Lydia Loveless Rocks Harder, Still Censors Nothing
The new record has a loose, rock & roll feel. Was recording it easier, faster or harder than the last one?
I don't know if it was faster, but it felt easier. I'm closer to everyone in my band now. And I worked more closely with Todd [May], my guitar payer. The arrangements were more thought out. And I'd improved on the guitar. We were able to layer the guitar parts, which is not something I would have done when I was younger. I was too punk rock. I didn't have time to make good records! Not that Indestructible Machine wasn't good, but this time I wanted to create more layers, more of an atmosphere. So it took a little longer, but it wasn't like we were in the studio for a year getting bored and hacking it out. It was still a rock & roll environment. We were able to be spontaneous and try different things. So it was more comfortable over all.

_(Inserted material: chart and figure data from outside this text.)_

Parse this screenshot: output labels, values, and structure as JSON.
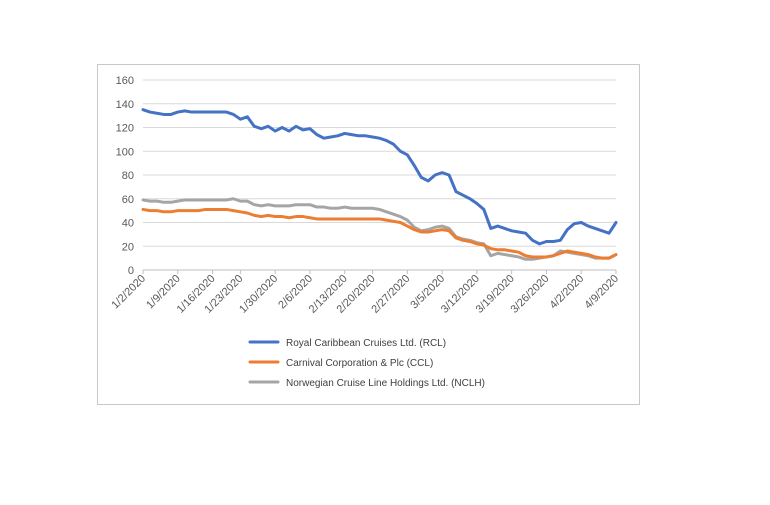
{
  "chart_data": {
    "type": "line",
    "title": "",
    "xlabel": "",
    "ylabel": "",
    "ylim": [
      0,
      160
    ],
    "y_ticks": [
      0,
      20,
      40,
      60,
      80,
      100,
      120,
      140,
      160
    ],
    "x_tick_labels": [
      "1/2/2020",
      "1/9/2020",
      "1/16/2020",
      "1/23/2020",
      "1/30/2020",
      "2/6/2020",
      "2/13/2020",
      "2/20/2020",
      "2/27/2020",
      "3/5/2020",
      "3/12/2020",
      "3/19/2020",
      "3/26/2020",
      "4/2/2020",
      "4/9/2020"
    ],
    "grid": "horizontal",
    "legend_position": "bottom",
    "x": [
      "1/2/2020",
      "1/3/2020",
      "1/6/2020",
      "1/7/2020",
      "1/8/2020",
      "1/9/2020",
      "1/10/2020",
      "1/13/2020",
      "1/14/2020",
      "1/15/2020",
      "1/16/2020",
      "1/17/2020",
      "1/21/2020",
      "1/22/2020",
      "1/23/2020",
      "1/24/2020",
      "1/27/2020",
      "1/28/2020",
      "1/29/2020",
      "1/30/2020",
      "1/31/2020",
      "2/3/2020",
      "2/4/2020",
      "2/5/2020",
      "2/6/2020",
      "2/7/2020",
      "2/10/2020",
      "2/11/2020",
      "2/12/2020",
      "2/13/2020",
      "2/14/2020",
      "2/18/2020",
      "2/19/2020",
      "2/20/2020",
      "2/21/2020",
      "2/24/2020",
      "2/25/2020",
      "2/26/2020",
      "2/27/2020",
      "2/28/2020",
      "3/2/2020",
      "3/3/2020",
      "3/4/2020",
      "3/5/2020",
      "3/6/2020",
      "3/9/2020",
      "3/10/2020",
      "3/11/2020",
      "3/12/2020",
      "3/13/2020",
      "3/16/2020",
      "3/17/2020",
      "3/18/2020",
      "3/19/2020",
      "3/20/2020",
      "3/23/2020",
      "3/24/2020",
      "3/25/2020",
      "3/26/2020",
      "3/27/2020",
      "3/30/2020",
      "3/31/2020",
      "4/1/2020",
      "4/2/2020",
      "4/3/2020",
      "4/6/2020",
      "4/7/2020",
      "4/8/2020",
      "4/9/2020"
    ],
    "series": [
      {
        "name": "Royal Caribbean Cruises Ltd. (RCL)",
        "color": "#4472c4",
        "values": [
          135,
          133,
          132,
          131,
          131,
          133,
          134,
          133,
          133,
          133,
          133,
          133,
          133,
          131,
          127,
          129,
          121,
          119,
          121,
          117,
          120,
          117,
          121,
          118,
          119,
          114,
          111,
          112,
          113,
          115,
          114,
          113,
          113,
          112,
          111,
          109,
          106,
          100,
          97,
          88,
          78,
          75,
          80,
          82,
          80,
          66,
          63,
          60,
          56,
          51,
          35,
          37,
          35,
          33,
          32,
          31,
          25,
          22,
          24,
          24,
          25,
          34,
          39,
          40,
          37,
          35,
          33,
          31,
          40
        ]
      },
      {
        "name": "Carnival Corporation & Plc (CCL)",
        "color": "#ed7d31",
        "values": [
          51,
          50,
          50,
          49,
          49,
          50,
          50,
          50,
          50,
          51,
          51,
          51,
          51,
          50,
          49,
          48,
          46,
          45,
          46,
          45,
          45,
          44,
          45,
          45,
          44,
          43,
          43,
          43,
          43,
          43,
          43,
          43,
          43,
          43,
          43,
          42,
          41,
          40,
          37,
          34,
          32,
          32,
          33,
          34,
          33,
          27,
          25,
          24,
          22,
          21,
          18,
          17,
          17,
          16,
          15,
          12,
          11,
          11,
          11,
          12,
          14,
          16,
          15,
          14,
          13,
          11,
          10,
          10,
          13
        ]
      },
      {
        "name": "Norwegian Cruise Line Holdings Ltd. (NCLH)",
        "color": "#a5a5a5",
        "values": [
          59,
          58,
          58,
          57,
          57,
          58,
          59,
          59,
          59,
          59,
          59,
          59,
          59,
          60,
          58,
          58,
          55,
          54,
          55,
          54,
          54,
          54,
          55,
          55,
          55,
          53,
          53,
          52,
          52,
          53,
          52,
          52,
          52,
          52,
          51,
          49,
          47,
          45,
          42,
          36,
          33,
          34,
          36,
          37,
          35,
          28,
          26,
          25,
          23,
          22,
          12,
          14,
          13,
          12,
          11,
          9,
          9,
          10,
          11,
          12,
          16,
          15,
          14,
          13,
          12,
          10,
          10,
          10,
          13
        ]
      }
    ]
  }
}
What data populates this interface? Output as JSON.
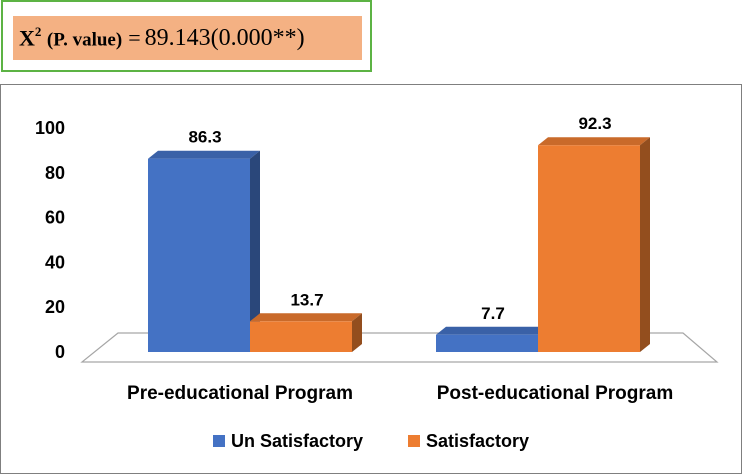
{
  "stat": {
    "label_main": "X",
    "label_sup": "2",
    "label_paren": "(P. value)",
    "equals": "=",
    "value": "89.143(0.000**)"
  },
  "colors": {
    "unsatisfactory": "#4472c4",
    "satisfactory": "#ed7d31",
    "stat_box_border": "#5cb344",
    "stat_box_fill": "#f4b183"
  },
  "chart_data": {
    "type": "bar",
    "categories": [
      "Pre-educational Program",
      "Post-educational Program"
    ],
    "series": [
      {
        "name": "Un Satisfactory",
        "values": [
          86.3,
          7.7
        ]
      },
      {
        "name": "Satisfactory",
        "values": [
          13.7,
          92.3
        ]
      }
    ],
    "yticks": [
      "0",
      "20",
      "40",
      "60",
      "80",
      "100"
    ],
    "ylim": [
      0,
      100
    ],
    "grid": false,
    "legend": "bottom",
    "style": "3d-columns"
  }
}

You've been quite productive over the last year in your songwriting. You had an EP out late last year, and then a few months later you have the full length. Did something trigger all those songs?
I don't know. I did have a wave of inspiration. It had been two years since Indestructible Machine came out, so I was pushing myself to write more. It coincided with being inspired for some reason. I'm at the mercy of my brain and my hormones. I just trusted them and followed them, and ended up writing a lot of songs last year.

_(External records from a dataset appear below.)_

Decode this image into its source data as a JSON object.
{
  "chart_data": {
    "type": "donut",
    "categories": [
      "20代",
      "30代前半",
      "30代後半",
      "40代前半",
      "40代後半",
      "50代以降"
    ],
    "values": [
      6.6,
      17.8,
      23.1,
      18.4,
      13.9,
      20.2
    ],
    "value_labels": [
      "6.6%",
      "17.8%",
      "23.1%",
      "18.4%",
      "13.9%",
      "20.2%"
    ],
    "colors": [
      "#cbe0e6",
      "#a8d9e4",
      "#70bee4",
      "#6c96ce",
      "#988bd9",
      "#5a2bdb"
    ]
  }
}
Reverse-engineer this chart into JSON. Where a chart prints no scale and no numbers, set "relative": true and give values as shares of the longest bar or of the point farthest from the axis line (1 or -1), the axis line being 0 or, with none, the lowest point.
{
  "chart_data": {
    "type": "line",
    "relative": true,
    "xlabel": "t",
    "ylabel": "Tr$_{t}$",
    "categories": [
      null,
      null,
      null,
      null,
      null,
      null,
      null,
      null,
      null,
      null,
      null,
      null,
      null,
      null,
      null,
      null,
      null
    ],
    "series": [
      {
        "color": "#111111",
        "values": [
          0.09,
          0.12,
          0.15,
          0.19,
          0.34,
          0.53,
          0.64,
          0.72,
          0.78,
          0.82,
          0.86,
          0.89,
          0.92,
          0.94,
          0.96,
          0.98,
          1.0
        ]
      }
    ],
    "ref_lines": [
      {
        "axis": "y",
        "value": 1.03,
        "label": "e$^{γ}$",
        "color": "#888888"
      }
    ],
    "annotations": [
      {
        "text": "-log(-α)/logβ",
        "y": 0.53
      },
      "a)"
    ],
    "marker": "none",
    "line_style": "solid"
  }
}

It's not that you didn't have an audience before Indestructible Machine came out, but it did expand your audience, and I'm wondering if that changed your songwriting?

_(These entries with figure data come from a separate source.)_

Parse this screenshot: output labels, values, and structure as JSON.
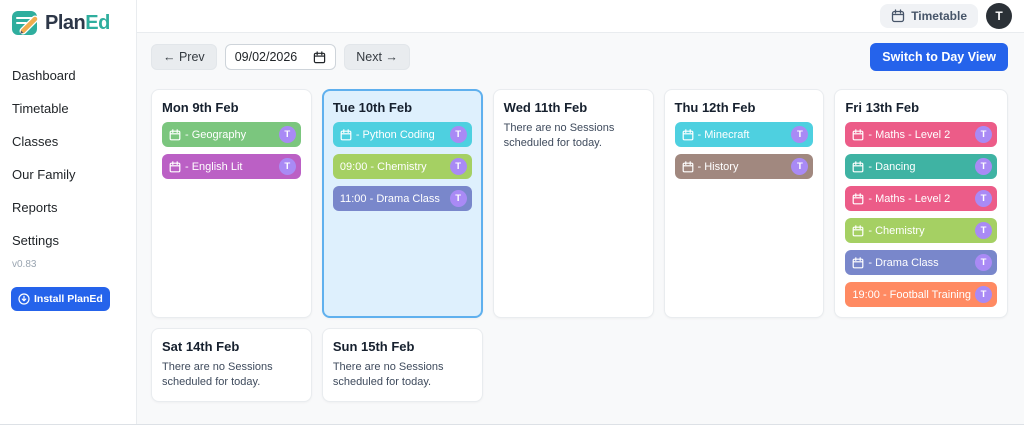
{
  "app": {
    "brand_plan": "Plan",
    "brand_ed": "Ed",
    "version": "v0.83",
    "install_label": "Install PlanEd"
  },
  "sidebar": {
    "items": [
      {
        "label": "Dashboard"
      },
      {
        "label": "Timetable"
      },
      {
        "label": "Classes"
      },
      {
        "label": "Our Family"
      },
      {
        "label": "Reports"
      },
      {
        "label": "Settings"
      }
    ]
  },
  "header": {
    "timetable_label": "Timetable",
    "avatar_initial": "T"
  },
  "toolbar": {
    "prev_label": "← Prev",
    "date_value": "09/02/2026",
    "next_label": "Next →",
    "switch_label": "Switch to Day View"
  },
  "week": {
    "badge_label": "T",
    "badge_color": "#a98af5",
    "empty_message": "There are no Sessions scheduled for today.",
    "today_bg": "#def0fd",
    "today_border": "#5fb0ee",
    "days": [
      {
        "title": "Mon 9th Feb",
        "today": false,
        "sessions": [
          {
            "icon": true,
            "text": "- Geography",
            "color": "#7bc67e"
          },
          {
            "icon": true,
            "text": "- English Lit",
            "color": "#bb60c5"
          }
        ]
      },
      {
        "title": "Tue 10th Feb",
        "today": true,
        "sessions": [
          {
            "icon": true,
            "text": "- Python Coding",
            "color": "#4ed0e0"
          },
          {
            "icon": false,
            "text": "09:00 - Chemistry",
            "color": "#a5d063"
          },
          {
            "icon": false,
            "text": "11:00 - Drama Class",
            "color": "#7987cb"
          }
        ]
      },
      {
        "title": "Wed 11th Feb",
        "today": false,
        "sessions": []
      },
      {
        "title": "Thu 12th Feb",
        "today": false,
        "sessions": [
          {
            "icon": true,
            "text": "- Minecraft",
            "color": "#4ed0e0"
          },
          {
            "icon": true,
            "text": "- History",
            "color": "#a1887f"
          }
        ]
      },
      {
        "title": "Fri 13th Feb",
        "today": false,
        "sessions": [
          {
            "icon": true,
            "text": "- Maths - Level 2",
            "color": "#ec5c88"
          },
          {
            "icon": true,
            "text": "- Dancing",
            "color": "#3fb3a3"
          },
          {
            "icon": true,
            "text": "- Maths - Level 2",
            "color": "#ec5c88"
          },
          {
            "icon": true,
            "text": "- Chemistry",
            "color": "#a5d063"
          },
          {
            "icon": true,
            "text": "- Drama Class",
            "color": "#7987cb"
          },
          {
            "icon": false,
            "text": "19:00 - Football Training",
            "color": "#ff8a62"
          }
        ]
      },
      {
        "title": "Sat 14th Feb",
        "today": false,
        "sessions": []
      },
      {
        "title": "Sun 15th Feb",
        "today": false,
        "sessions": []
      }
    ]
  },
  "colors": {
    "accent_blue": "#2563eb",
    "brand_teal": "#2fae9e"
  }
}
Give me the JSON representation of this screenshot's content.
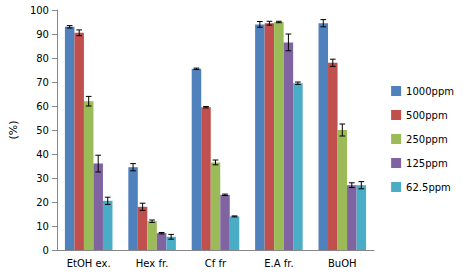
{
  "chart_data": {
    "type": "bar",
    "y_label": "(%)",
    "categories": [
      "EtOH ex.",
      "Hex fr.",
      "Cf fr",
      "E.A fr.",
      "BuOH"
    ],
    "series": [
      {
        "name": "1000ppm",
        "color": "#4F81BD",
        "values": [
          93,
          34.5,
          75.5,
          94,
          94.5
        ],
        "errors": [
          0.5,
          1.5,
          0.3,
          1.2,
          1.5
        ]
      },
      {
        "name": "500ppm",
        "color": "#C0504D",
        "values": [
          90.5,
          18,
          59.5,
          94.5,
          78
        ],
        "errors": [
          1.2,
          1.5,
          0.3,
          0.8,
          1.5
        ]
      },
      {
        "name": "250ppm",
        "color": "#9BBB59",
        "values": [
          62,
          12,
          36.5,
          95,
          50
        ],
        "errors": [
          2,
          0.5,
          1,
          0.3,
          2.5
        ]
      },
      {
        "name": "125ppm",
        "color": "#8064A2",
        "values": [
          36,
          7,
          23,
          86.5,
          27
        ],
        "errors": [
          3.5,
          0.3,
          0.3,
          3.5,
          1
        ]
      },
      {
        "name": "62.5ppm",
        "color": "#4BACC6",
        "values": [
          20.5,
          5.5,
          14,
          69.5,
          27
        ],
        "errors": [
          1.5,
          1,
          0.2,
          0.5,
          1.5
        ]
      }
    ],
    "ylim": [
      0,
      100
    ],
    "yticks": [
      0,
      10,
      20,
      30,
      40,
      50,
      60,
      70,
      80,
      90,
      100
    ],
    "grid": false,
    "legend": "right"
  }
}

When I was started out I was really aware of an audience, and that gave me writer's block. I definitely try to keep in mind that people are going to hear the songs, so I care a little more about lyrical content, and maybe not being as silly this time around. But I still just make music because I have to. It just comes out of me. Thinking about all the people that are going to hear the songs can really hinder creativity.
It's not like you're censoring yourself on the new album.
Yeah, not really. [Laughs]
Or maybe the uncensored version would be the Columbus Chainsaw Massacre.
There might be alternate lyrics, but those are mostly reserved for band practice.
On the subject of censoring or not censoring, your song "Head" is hardly the first song about fellatio, but unless Prince is writing about oral sex, it's usually a subject written about through metaphors. But that song is really literal and really emotional at the same time. Were you surprised that it happened?
I was a little surprised. It was an idea that I had for a long time. When I first met Todd we were having a songwriting session, and one of the ideas we threw out was to write a really sad song about head, not make it funny or gimmicky, but make it emotional, even make people cry. I tried for quite a few years to get the right lyrical formula. I felt like it was too funny or too in your face, but we finally got the formula right. It is an emotional song, and it is depressing. It has an upbeat feel, but it's not an uplifting song. I didn't want people to point to it and say, "Here's another joke song from Lydia Loveless."
The song "Everything's Gone" is really powerful. It's about returning to the place where you grew up and having that feeling of wanting to burn it all down. Is that autobiographical?
It's totally autobiographical. I wouldn't go into too many details; it's sort of my family's personal history. It's something I wanted to write about for a long time. I live in the city and don't get to get away too much, so I went hiking in the woods. Going out there and unplugging for a couple days unleashed a flood of emotions and nostalgia for the country, so I was finally able to write about it. It's about missing the country but still hating that town and a lot of people in it -- hence the desire to drop a bomb on it.